Von Rainer Schmid |KemptenAus Paris reiste die Solistin an. Und sie traf mit ihrem Geigenspiel den Nerv des Kemptener Publikums. Marina Chiche (27) spielte beim Symphoniekonzert des Orchestervereins im Stadttheater Mendelssohns e-Moll-Violinkonzert so fabelhaft schön, dass die Beifallsrufe nicht enden wollten und eine längere Solo-Zugabe folgen musste.

Einer altgriechischen Jugendgöttin gleich steht sie da, schmal gegürtet im schlichten schwarzen Kleid, das viele lange Falten wirft. Schon die ersten, wohlbekannten Takte des "Allegro molto appassionato"-Satzes, begleitet vom hochmotivierten Orchesterverein und ergänzenden Bläsern, tragen die Zuhörer in höhere Romantik-Sphären. Und erst die Kantilenen des zweiten Satzes! Sie ergreifen, trotz ihrer Geläufigkeit als festes Repertoire der Virtuosenprogramme, immer noch durch innige Melodik - wenn sie so gespielt werden, wie Marina Chiche es versteht.

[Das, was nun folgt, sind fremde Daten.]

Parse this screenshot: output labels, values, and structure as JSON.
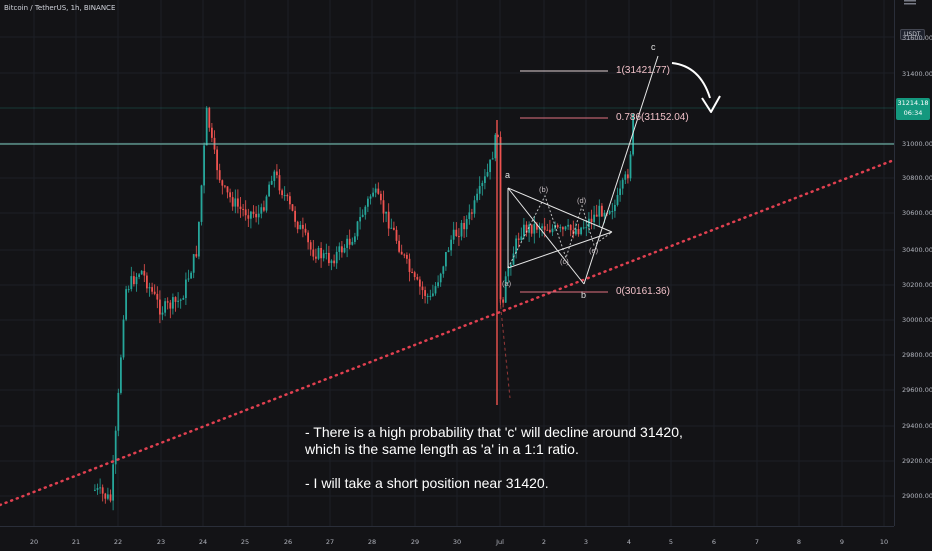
{
  "header": {
    "symbol": "Bitcoin / TetherUS, 1h, BINANCE",
    "currency": "USDT"
  },
  "price_axis": {
    "ticks": [
      "31600.00",
      "31400.00",
      "31000.00",
      "30800.00",
      "30600.00",
      "30400.00",
      "30200.00",
      "30000.00",
      "29800.00",
      "29600.00",
      "29400.00",
      "29200.00",
      "29000.00"
    ],
    "last_price": "31214.18",
    "countdown": "06:34"
  },
  "time_axis": {
    "ticks": [
      "20",
      "21",
      "22",
      "23",
      "24",
      "25",
      "26",
      "27",
      "28",
      "29",
      "30",
      "Jul",
      "2",
      "3",
      "4",
      "5",
      "6",
      "7",
      "8",
      "9",
      "10"
    ]
  },
  "fibonacci": [
    {
      "level": "1(31421.77)"
    },
    {
      "level": "0.786(31152.04)"
    },
    {
      "level": "0(30161.36)"
    }
  ],
  "wave_labels": {
    "a": "a",
    "b": "b",
    "c": "c",
    "sub": [
      "(a)",
      "(b)",
      "(c)",
      "(d)",
      "(e)"
    ]
  },
  "annotation": {
    "line1": "- There is a high probability that 'c' will decline around 31420,",
    "line2": "which is the same length as 'a' in a 1:1 ratio.",
    "line3": "- I will take a short position near 31420."
  },
  "colors": {
    "background": "#131316",
    "up_candle": "#26a69a",
    "down_candle": "#ef5350",
    "horizontal_line": "#7fd1c2",
    "trendline": "#e04050",
    "price_badge": "#14987e"
  },
  "icons": {
    "axis_scroll": "scroll-icon",
    "curved_arrow": "curved-arrow-icon"
  }
}
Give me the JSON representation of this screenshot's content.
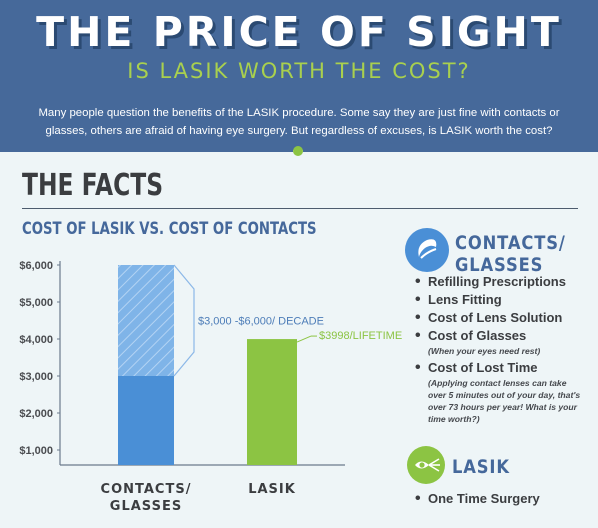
{
  "header": {
    "title": "THE PRICE OF SIGHT",
    "subtitle": "IS LASIK WORTH THE COST?",
    "intro": "Many people question the benefits of the LASIK procedure. Some say they are just fine with contacts or glasses, others are afraid of having eye surgery. But regardless of excuses, is LASIK worth the cost?"
  },
  "section": {
    "heading": "THE FACTS"
  },
  "chart_data": {
    "type": "bar",
    "title": "COST OF LASIK VS. COST OF CONTACTS",
    "categories": [
      "CONTACTS/\nGLASSES",
      "LASIK"
    ],
    "series": [
      {
        "values": [
          3000,
          3998
        ]
      },
      {
        "values": [
          3000,
          0
        ]
      }
    ],
    "ranges": [
      {
        "category": "CONTACTS/\nGLASSES",
        "low": 3000,
        "high": 6000
      }
    ],
    "annotations": [
      {
        "category": "CONTACTS/\nGLASSES",
        "text": "$3,000 -$6,000/ DECADE",
        "color": "#4d7db8"
      },
      {
        "category": "LASIK",
        "text": "$3998/LIFETIME",
        "color": "#8cc443"
      }
    ],
    "ytick_labels": [
      "$1,000",
      "$2,000",
      "$3,000",
      "$4,000",
      "$5,000",
      "$6,000"
    ],
    "ytick_values": [
      1000,
      2000,
      3000,
      4000,
      5000,
      6000
    ],
    "ylim": [
      0,
      6000
    ],
    "xlabel": "",
    "ylabel": "",
    "grid": false,
    "legend": "none",
    "colors": {
      "contacts": "#4a8fd6",
      "contacts_range": "#7fb4e8",
      "lasik": "#8cc443"
    }
  },
  "sidebar": {
    "contacts": {
      "heading": "CONTACTS/\nGLASSES",
      "icon": "contact-lens-icon",
      "items": [
        {
          "label": "Refilling Prescriptions",
          "note": ""
        },
        {
          "label": "Lens Fitting",
          "note": ""
        },
        {
          "label": "Cost of Lens Solution",
          "note": ""
        },
        {
          "label": "Cost of Glasses",
          "note": "(When your eyes need rest)"
        },
        {
          "label": "Cost of Lost Time",
          "note": "(Applying contact lenses can take over 5 minutes out of your day, that's over 73 hours per year! What is your time worth?)"
        }
      ]
    },
    "lasik": {
      "heading": "LASIK",
      "icon": "eye-laser-icon",
      "items": [
        {
          "label": "One Time Surgery",
          "note": ""
        }
      ]
    }
  },
  "colors": {
    "header_bg": "#46699a",
    "accent_green": "#8cc443",
    "page_bg": "#eef5f7"
  }
}
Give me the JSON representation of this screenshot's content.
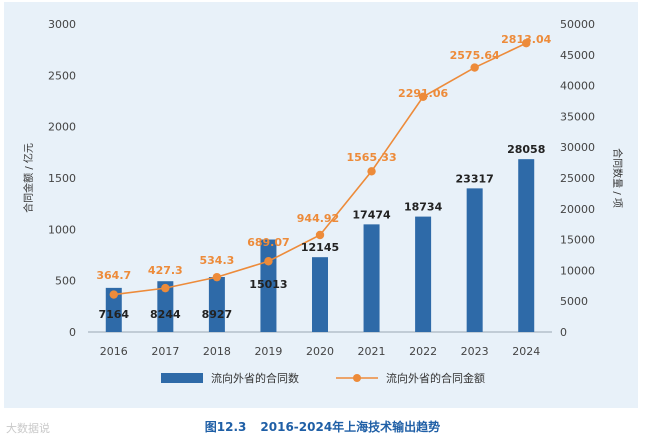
{
  "colors": {
    "bar": "#2e6aa8",
    "line": "#ed8b3a",
    "panel": "#e8f1f9",
    "caption": "#1f5fa6"
  },
  "chart_data": {
    "type": "bar+line",
    "categories": [
      "2016",
      "2017",
      "2018",
      "2019",
      "2020",
      "2021",
      "2022",
      "2023",
      "2024"
    ],
    "series": [
      {
        "name": "流向外省的合同数",
        "axis": "right",
        "type": "bar",
        "values": [
          7164,
          8244,
          8927,
          15013,
          12145,
          17474,
          18734,
          23317,
          28058
        ]
      },
      {
        "name": "流向外省的合同金额",
        "axis": "left",
        "type": "line",
        "values": [
          364.7,
          427.3,
          534.3,
          689.07,
          944.92,
          1565.33,
          2291.06,
          2575.64,
          2813.04
        ]
      }
    ],
    "bar_labels": [
      "7164",
      "8244",
      "8927",
      "15013",
      "12145",
      "17474",
      "18734",
      "23317",
      "28058"
    ],
    "line_labels": [
      "364.7",
      "427.3",
      "534.3",
      "689.07",
      "944.92",
      "1565.33",
      "2291.06",
      "2575.64",
      "2813.04"
    ],
    "left_axis": {
      "label": "合同金额 / 亿元",
      "ylim": [
        0,
        3000
      ],
      "ticks": [
        "0",
        "500",
        "1000",
        "1500",
        "2000",
        "2500",
        "3000"
      ]
    },
    "right_axis": {
      "label": "合同数量 / 项",
      "ylim": [
        0,
        50000
      ],
      "ticks": [
        "0",
        "5000",
        "10000",
        "15000",
        "20000",
        "25000",
        "30000",
        "35000",
        "40000",
        "45000",
        "50000"
      ]
    },
    "legend": [
      "流向外省的合同数",
      "流向外省的合同金额"
    ],
    "legend_position": "bottom"
  },
  "caption": {
    "number": "图12.3",
    "title": "2016-2024年上海技术输出趋势"
  },
  "watermark": "大数据说"
}
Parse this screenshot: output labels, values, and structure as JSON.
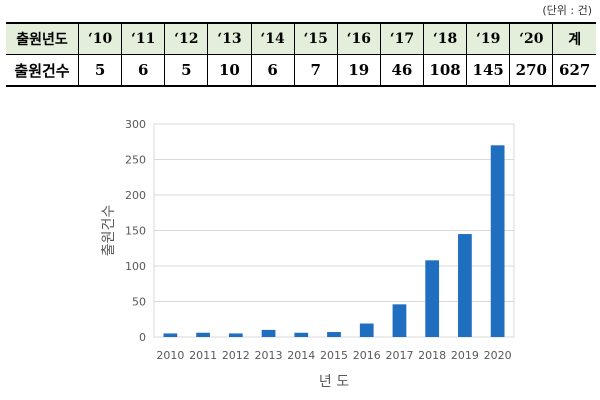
{
  "unit_note": "(단위 : 건)",
  "table": {
    "row1_label": "출원년도",
    "row2_label": "출원건수",
    "years": [
      "‘10",
      "‘11",
      "‘12",
      "‘13",
      "‘14",
      "‘15",
      "‘16",
      "‘17",
      "‘18",
      "‘19",
      "‘20",
      "계"
    ],
    "counts": [
      "5",
      "6",
      "5",
      "10",
      "6",
      "7",
      "19",
      "46",
      "108",
      "145",
      "270",
      "627"
    ]
  },
  "colors": {
    "bar": "#1f6ebf",
    "header_fill": "#e3efda",
    "grid": "#d9d9d9"
  },
  "chart_data": {
    "type": "bar",
    "categories": [
      "2010",
      "2011",
      "2012",
      "2013",
      "2014",
      "2015",
      "2016",
      "2017",
      "2018",
      "2019",
      "2020"
    ],
    "values": [
      5,
      6,
      5,
      10,
      6,
      7,
      19,
      46,
      108,
      145,
      270
    ],
    "xlabel": "년 도",
    "ylabel": "출원건수",
    "ylim": [
      0,
      300
    ],
    "yticks": [
      0,
      50,
      100,
      150,
      200,
      250,
      300
    ],
    "grid": true
  }
}
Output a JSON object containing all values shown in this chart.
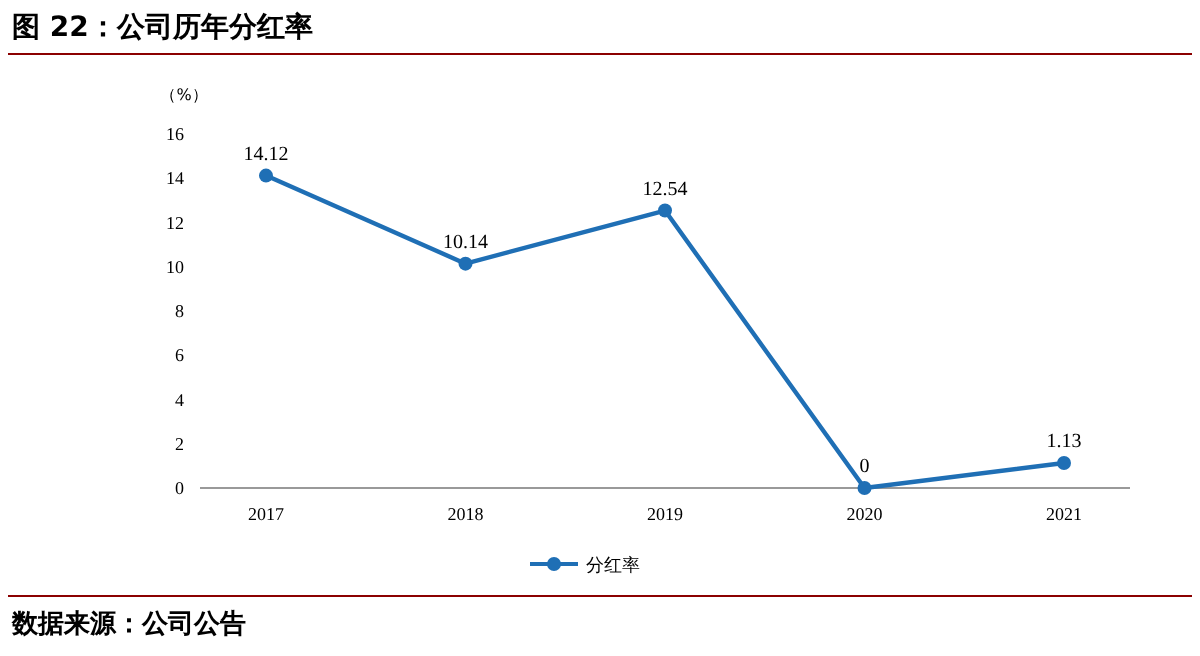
{
  "chart_data": {
    "type": "line",
    "title": "图 22：公司历年分红率",
    "ylabel": "（%）",
    "categories": [
      "2017",
      "2018",
      "2019",
      "2020",
      "2021"
    ],
    "series": [
      {
        "name": "分红率",
        "color": "#1f6fb5",
        "values": [
          14.12,
          10.14,
          12.54,
          0,
          1.13
        ]
      }
    ],
    "ylim": [
      0,
      16
    ],
    "yticks": [
      0,
      2,
      4,
      6,
      8,
      10,
      12,
      14,
      16
    ],
    "data_labels": true,
    "marker": "circle",
    "legend": "bottom",
    "grid": false,
    "annotations": [
      "数据来源：公司公告"
    ]
  }
}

Im bravourösen Finalsatz "Allegro molto vivace" eilt die Solistin an mehreren Stellen dem Orchester molto vivace eine halbe Sekunde voraus - ein Solist kann in technisch trainierten virtuosen Abläufen sein "eingestelltes" Tempo nicht willkürlich drosseln oder verändern.

Doch Marina Chiche hat Verständnis, ist nicht erkennbar irritiert. Spielt - jetzt ganz unromantisch und modern-analytisch - eine Bach-Sarabande als Zugabe. Erzwingt nach dem Schlusston viele Sekunden lang reglos ehrfürchtige Stille vor dem Werk des großen Musik-Meisters.

Mary Ellen Kitchens hat für den zweiten Teil des Konzerts die "Reformations-Sinfonie", ebenfalls von Felix Mendelssohn-Bartholdy, ausgesucht. Das Auftragswerk zur 300-Jahr-Feier der Augsburger Konfession, mit seinem Bach-Choral-Handwerk im vierten Satz, war zu seiner Entstehungszeit um 1830 einfach "nicht Mode, also erfolglos", erläutert Kitchens. "Aber für mich sind gerade diese Passagen die spannendsten Stellen."

Probleme mit der Intonation

Das gilt offenbar auch für die Streicher, die hier taktweise gröbere Intonationsprobleme haben.

Bestechend schön und geheimnisvoll dagegen spielen sie das Quintenmotiv des "Dresdner Amen" im ersten Satz (das Richard Wagner als Gralsmotiv in seinen "Parsifal" übernommen hat). Ein Lob auch an die Bläser, die hier prächtig den Kontrastpart mit Fanfaren ausfüllen.

Sinfonische Fanfarenklänge

Mit sinfonischen Fanfarenklängen beginnt auch Anton Bruckners Ouvertüre in g-Moll, die das Konzert des Orchestervereins Kempten - übrigens sein erstes im renovierten Kemptener Stadttheater - eröffnet.

"Was mir besonders daran gefällt, ist ihr streng gebauter Charakter, durchbrochen von lyrischen Stellen", sagt Dirigentin Mary Ellen Kitchens, bevor dieses Energiebündel am Pult mit seinem Stab das Orchester elektrisiert.

Und wirklich: Auch die Zuhörer im Stadttheater sind begeistert, wie lyrisch-sanglich Horn und Klarinette die Klangsteigerung zum Finale hin vorbereiten.